Anyway, since you asked, I had a wonderful time -- a 48 hour holiday in someone else's house and head and music.

In a couple of days I'll talk -- a very little, because it's too early -- about the music, when it's sunk in a little more.

Apart from driving around (or sitting in a parked car) listening to music (and to the first chapter of the Coraline CD) we did a number of extremely sensible things, including buying our daughters Daphne-and-Scooby Doo Barbies, trying to figure out the best wall on which to hang this painting, eating sushi, sitting on the beach talking about copy protection for CDs (a bad thing, we decided, for a number of reasons) the difference between the Country and the Land and the pros and cons of keeping a weblog like this one, and, later, watching a lightning storm from the end of a dock. Good wines were drunk, although we never were.

Then it was this morning and we were on our way to the airport, and on the road she sang me a song called "Snow Cherries From France" which hasn't been recorded yet and isn't on the new album but has to be recorded and go and live somewhere, because it's truly lovely.

And then I came home. The Daphne and Scooby Doo Barbie was, you'll be happy to know, an enormous hit.

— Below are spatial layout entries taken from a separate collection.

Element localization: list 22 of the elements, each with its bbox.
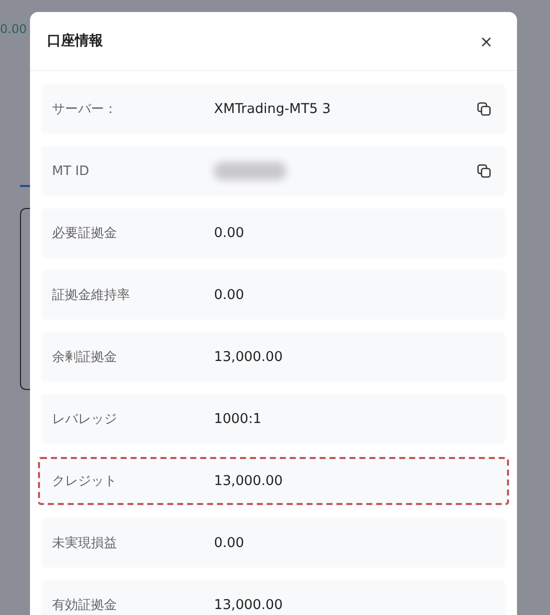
dialog-title: 口座情報 [47, 32, 103, 50]
field-label: MT ID [52, 164, 90, 178]
field-label: 証拠金維持率 [52, 287, 131, 304]
field-value: 0.00 [214, 287, 246, 303]
field-label: 必要証拠金 [52, 225, 118, 242]
field-value: 0.00 [214, 225, 246, 241]
field-label: 有効証拠金 [52, 597, 118, 614]
field-value: 0.00 [214, 535, 246, 551]
close-button[interactable]: × [476, 30, 497, 52]
field-label: 余剰証拠金 [52, 349, 118, 366]
copy-icon[interactable] [477, 164, 491, 178]
field-value: XMTrading-MT5 3 [214, 101, 332, 117]
field-label: 未実現損益 [52, 535, 118, 552]
field-label: レバレッジ [52, 411, 118, 428]
field-value: 13,000.00 [214, 349, 284, 365]
field-value: 1000:1 [214, 411, 262, 427]
field-value: 13,000.00 [214, 473, 284, 489]
field-value: 13,000.00 [214, 597, 284, 613]
field-label: サーバー： [52, 101, 118, 118]
balance-text: 0.00 [0, 22, 27, 36]
copy-icon[interactable] [477, 102, 491, 116]
field-label: クレジット [52, 473, 118, 490]
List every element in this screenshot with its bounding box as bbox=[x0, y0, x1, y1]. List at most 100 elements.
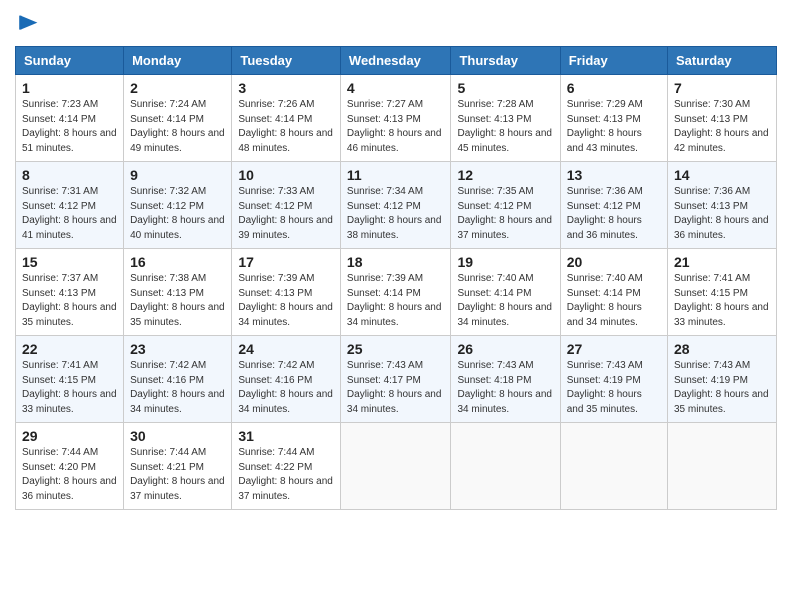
day-number: 7 bbox=[674, 80, 770, 96]
day-info: Sunrise: 7:38 AMSunset: 4:13 PMDaylight:… bbox=[130, 273, 225, 328]
calendar-cell bbox=[340, 423, 451, 510]
day-info: Sunrise: 7:43 AMSunset: 4:19 PMDaylight:… bbox=[567, 360, 643, 415]
calendar-header-row: SundayMondayTuesdayWednesdayThursdayFrid… bbox=[16, 47, 777, 75]
calendar-cell: 16 Sunrise: 7:38 AMSunset: 4:13 PMDaylig… bbox=[124, 249, 232, 336]
calendar-week-2: 8 Sunrise: 7:31 AMSunset: 4:12 PMDayligh… bbox=[16, 162, 777, 249]
day-info: Sunrise: 7:24 AMSunset: 4:14 PMDaylight:… bbox=[130, 99, 225, 154]
col-header-thursday: Thursday bbox=[451, 47, 560, 75]
day-number: 10 bbox=[238, 167, 334, 183]
day-number: 22 bbox=[22, 341, 117, 357]
day-number: 18 bbox=[347, 254, 445, 270]
day-number: 1 bbox=[22, 80, 117, 96]
calendar-cell: 14 Sunrise: 7:36 AMSunset: 4:13 PMDaylig… bbox=[668, 162, 777, 249]
calendar-week-1: 1 Sunrise: 7:23 AMSunset: 4:14 PMDayligh… bbox=[16, 75, 777, 162]
day-number: 27 bbox=[567, 341, 661, 357]
day-number: 30 bbox=[130, 428, 225, 444]
calendar-cell: 9 Sunrise: 7:32 AMSunset: 4:12 PMDayligh… bbox=[124, 162, 232, 249]
calendar-cell: 30 Sunrise: 7:44 AMSunset: 4:21 PMDaylig… bbox=[124, 423, 232, 510]
calendar-week-4: 22 Sunrise: 7:41 AMSunset: 4:15 PMDaylig… bbox=[16, 336, 777, 423]
calendar-cell: 17 Sunrise: 7:39 AMSunset: 4:13 PMDaylig… bbox=[232, 249, 341, 336]
day-info: Sunrise: 7:27 AMSunset: 4:13 PMDaylight:… bbox=[347, 99, 442, 154]
day-info: Sunrise: 7:30 AMSunset: 4:13 PMDaylight:… bbox=[674, 99, 769, 154]
day-number: 11 bbox=[347, 167, 445, 183]
calendar-cell: 15 Sunrise: 7:37 AMSunset: 4:13 PMDaylig… bbox=[16, 249, 124, 336]
calendar-cell: 13 Sunrise: 7:36 AMSunset: 4:12 PMDaylig… bbox=[560, 162, 667, 249]
day-number: 24 bbox=[238, 341, 334, 357]
logo bbox=[15, 10, 47, 38]
day-number: 23 bbox=[130, 341, 225, 357]
day-info: Sunrise: 7:42 AMSunset: 4:16 PMDaylight:… bbox=[130, 360, 225, 415]
calendar-cell: 20 Sunrise: 7:40 AMSunset: 4:14 PMDaylig… bbox=[560, 249, 667, 336]
calendar-week-3: 15 Sunrise: 7:37 AMSunset: 4:13 PMDaylig… bbox=[16, 249, 777, 336]
calendar-cell: 31 Sunrise: 7:44 AMSunset: 4:22 PMDaylig… bbox=[232, 423, 341, 510]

The Jungle Theatre in Minneapolis is doing a saturday season for kids,
based around kids' books, and tomorrow's is The Day I Swapped My Dad For Two Goldfish.

(Which reminds me. Did I mention that there will also be a local production of Signal to Noise at the Minneapolis Fringe?)


An FAQ came in pointing out a typo in American Gods I know I'd caught and fixed in manuscript... and I checked and found it was completely unfixed, and in every edition I checked. Sigh. I wonder if I'll be able to fix it in the 3rd printing of the paperback (we've already gone back to press for the second printing).